Hugh Grant gets chastised from time to time in the press for the encroaching familiarity of his mannerisms, but as he's been making fewer movies lately (or we've been getting fewer of them), he seems to be wearing better again. The diffident dip of the bushy head of hair (here homage is paid with the nickname "Floppy"), the hesitations in speech -- they all add up to real charm here, as Grant teams up with Julia Roberts in a "Pretty Woman"- ish romantic fairy tale in which he gets the woman's role.

Roberts is the rich and powerful figure, here an American movie star promoting a blockbuster film in London, where Grant has a little travel bookshop in Notting Hill. She wanders into his store, a little later he spills orange juice on her and has her back to his nearby house to clean up, and she thanks him with a kiss that goes a chapter or two beyond the perfunctory peck on the cheek you might expect. A few days later she calls, they meet, he asks her out, and they go to his best friends' house for a dinner among common people.

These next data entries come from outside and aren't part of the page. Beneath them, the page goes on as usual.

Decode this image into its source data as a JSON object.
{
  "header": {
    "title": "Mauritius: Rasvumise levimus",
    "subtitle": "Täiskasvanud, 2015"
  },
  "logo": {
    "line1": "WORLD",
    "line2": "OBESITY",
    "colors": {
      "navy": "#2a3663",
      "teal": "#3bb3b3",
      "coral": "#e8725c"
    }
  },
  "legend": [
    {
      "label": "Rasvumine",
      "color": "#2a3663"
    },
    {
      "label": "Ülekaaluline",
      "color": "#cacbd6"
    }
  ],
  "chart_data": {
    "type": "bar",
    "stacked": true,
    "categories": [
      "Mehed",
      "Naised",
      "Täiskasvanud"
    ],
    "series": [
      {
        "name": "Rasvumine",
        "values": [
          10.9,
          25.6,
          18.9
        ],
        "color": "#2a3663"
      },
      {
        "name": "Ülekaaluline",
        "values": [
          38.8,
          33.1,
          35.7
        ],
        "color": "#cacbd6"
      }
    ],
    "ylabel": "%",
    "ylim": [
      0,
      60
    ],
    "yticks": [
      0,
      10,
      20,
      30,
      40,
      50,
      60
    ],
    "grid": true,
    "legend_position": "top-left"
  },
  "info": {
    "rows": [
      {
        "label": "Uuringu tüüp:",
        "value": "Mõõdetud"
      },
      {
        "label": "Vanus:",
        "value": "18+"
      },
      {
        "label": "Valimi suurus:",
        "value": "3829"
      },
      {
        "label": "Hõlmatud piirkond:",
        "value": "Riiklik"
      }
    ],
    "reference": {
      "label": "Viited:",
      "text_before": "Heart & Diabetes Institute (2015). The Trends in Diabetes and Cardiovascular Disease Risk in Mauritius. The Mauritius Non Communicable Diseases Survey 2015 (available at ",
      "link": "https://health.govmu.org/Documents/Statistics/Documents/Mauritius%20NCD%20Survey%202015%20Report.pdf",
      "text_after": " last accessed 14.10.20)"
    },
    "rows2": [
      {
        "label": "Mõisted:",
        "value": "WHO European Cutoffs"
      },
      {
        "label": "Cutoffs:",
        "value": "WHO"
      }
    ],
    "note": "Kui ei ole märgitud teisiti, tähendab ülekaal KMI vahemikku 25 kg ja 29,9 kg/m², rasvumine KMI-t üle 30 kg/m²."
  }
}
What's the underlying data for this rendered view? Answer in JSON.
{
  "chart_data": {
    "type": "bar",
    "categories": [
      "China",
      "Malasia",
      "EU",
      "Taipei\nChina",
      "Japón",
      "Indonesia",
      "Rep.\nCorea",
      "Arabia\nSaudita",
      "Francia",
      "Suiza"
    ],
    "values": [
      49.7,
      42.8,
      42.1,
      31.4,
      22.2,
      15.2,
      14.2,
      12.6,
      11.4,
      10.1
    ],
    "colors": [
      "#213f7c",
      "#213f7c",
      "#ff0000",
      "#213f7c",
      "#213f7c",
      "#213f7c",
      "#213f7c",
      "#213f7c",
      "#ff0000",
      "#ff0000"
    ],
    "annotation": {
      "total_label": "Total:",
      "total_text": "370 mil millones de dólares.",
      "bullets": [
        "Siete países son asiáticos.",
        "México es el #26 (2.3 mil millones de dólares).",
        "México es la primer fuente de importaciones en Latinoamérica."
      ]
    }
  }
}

There are several things that take this material and raise it to the level of delightful, satisfying entertainment. The script by Richard Curtis ("4 Weddings and a Funeral") has enough solid wit to carry it through heavy stretches of predictability, and Roger Michell, who directed the best of the Jane Austen movies ("Persuasion"), guides it all with a nimble hand. They've loaded it with in-jokes (like Roberts being mistaken by an adoring fan for Demi Moore) that are not so obscure that we can't be amused. They've given us the supporting cast of supportive friends that worked so well in "4 Weddings", including Grant's slovenly Welsh roommate Rys Ifans, and the lovely Gina McKee, his former girlfriend who is married to his best friend Tim McInnerny.

And they've given us Grant and Roberts, who provide good chemistry in their reversal roles. It is Roberts who is the moving force in the relationship, Roberts who moves in and plants the kiss, who makes the call, who dictates the pace of play. Grant is the adoring planet circling this radiant sun, and he pulls it off with a self- deprecating humor that makes him the focus of our interest and really carries the picture. We might, however, wish for a little more character delineation. We don't expect an awful lot of men in romantic situations, but we're used to women requiring something more profound than a pretty face with which to fall in love.

But why quibble? Summer's here, and this is a romantic comedy to lift us into it.